Мишка прикусил язык, но было уже поздно — отец Михаил отреагировал на его речь, а особенно на слова «юношеский максимализм», так, словно увидел перед собой некое чудо. Он даже, по всей видимости чисто машинально, перекрестился и растерянно произнес:
— Миша… Ты… В который раз уже. Не устаю изумляться: откуда это? От старца умудренного такое услышать — понятно было бы, но тебе всего четырнадцать! Если бы не сам тебя в купель окунал…
— Не ты первый изумляешься, отче, хотя как раз тебе-то и не с чего. — Ситуацию надо было отыгрывать, и Мишка решил, что нападение — лучшая оборона. — Ты же меня не только грамоте обучал, вспомни: ты прежде всего учил меня думать. Воевода Кирилл говорит: «Плох тот учитель, которого не превзошел ученик», и он тоже приучает меня думать. Поставил под мою руку полсотни мальчишек и дал в наставники Андрея Немого, поневоле задумаешься: что отроками движет и как их обуздать? А не ты ли меня поучал: «Обуздаешь их — обуздаешь себя»? Чему же ты изумляешься? Что ты такого от меня услышал, что, как следует поразмыслив, не сказал бы любой разумный человек? Спасибо тебе за науку, отче.

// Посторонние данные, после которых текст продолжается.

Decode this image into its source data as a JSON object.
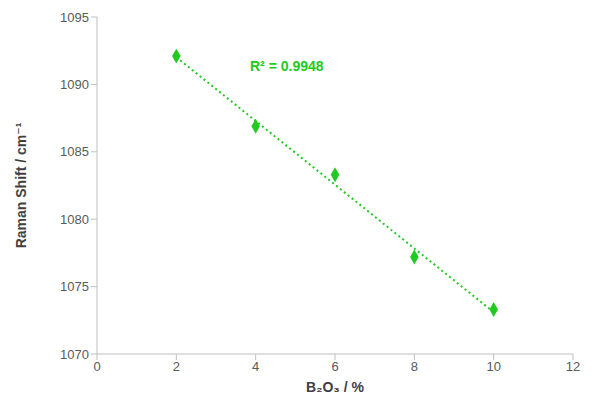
{
  "chart_data": {
    "type": "scatter",
    "x": [
      2,
      4,
      6,
      8,
      10
    ],
    "values": [
      1092.1,
      1086.9,
      1083.3,
      1077.2,
      1073.3
    ],
    "color": "#22c922",
    "marker": "diamond",
    "xlim": [
      0,
      12
    ],
    "xticks": [
      0,
      2,
      4,
      6,
      8,
      10,
      12
    ],
    "ylim": [
      1070,
      1095
    ],
    "yticks": [
      1070,
      1075,
      1080,
      1085,
      1090,
      1095
    ],
    "xlabel": "B₂O₃ / %",
    "ylabel": "Raman Shift / cm⁻¹",
    "annotation": "R² = 0.9948",
    "grid": false,
    "trendline": {
      "x": [
        2,
        10
      ],
      "values": [
        1092.02,
        1073.1
      ],
      "line_style": "dotted"
    }
  }
}
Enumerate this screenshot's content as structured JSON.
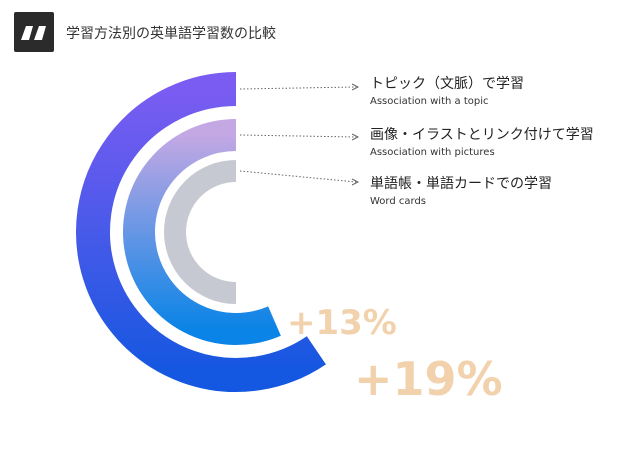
{
  "header": {
    "title": "学習方法別の英単語学習数の比較",
    "icon": "quote-icon"
  },
  "chart_data": {
    "type": "radial-bar",
    "title": "学習方法別の英単語学習数の比較",
    "series": [
      {
        "name": "トピック（文脈）で学習",
        "name_en": "Association with a topic",
        "relative_value": 1.19,
        "label": "+19%",
        "colors": [
          "#7b5cf2",
          "#1457e0"
        ]
      },
      {
        "name": "画像・イラストとリンク付けて学習",
        "name_en": "Association with pictures",
        "relative_value": 1.13,
        "label": "+13%",
        "colors": [
          "#c3a8e4",
          "#0a84e6"
        ]
      },
      {
        "name": "単語帳・単語カードでの学習",
        "name_en": "Word cards",
        "relative_value": 1.0,
        "label": "",
        "colors": [
          "#c6c9d1",
          "#c6c9d1"
        ]
      }
    ],
    "label_color": "#f2d2ad"
  }
}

— Чудны дела Твои, Господи. — Отец Михаил, несомненно, был польщен, но какие-то сомнения, видимо, еще оставались. — Порадовал ты меня, чадо, но…
Разговор надо было срочно уводить в сторону, и Мишка не дал священнику завершить фразу:
— А хочешь, отче, еще тебя порадую? Жертвоприношение, которое плотники якобы учинили, наветом оказалось — вранье!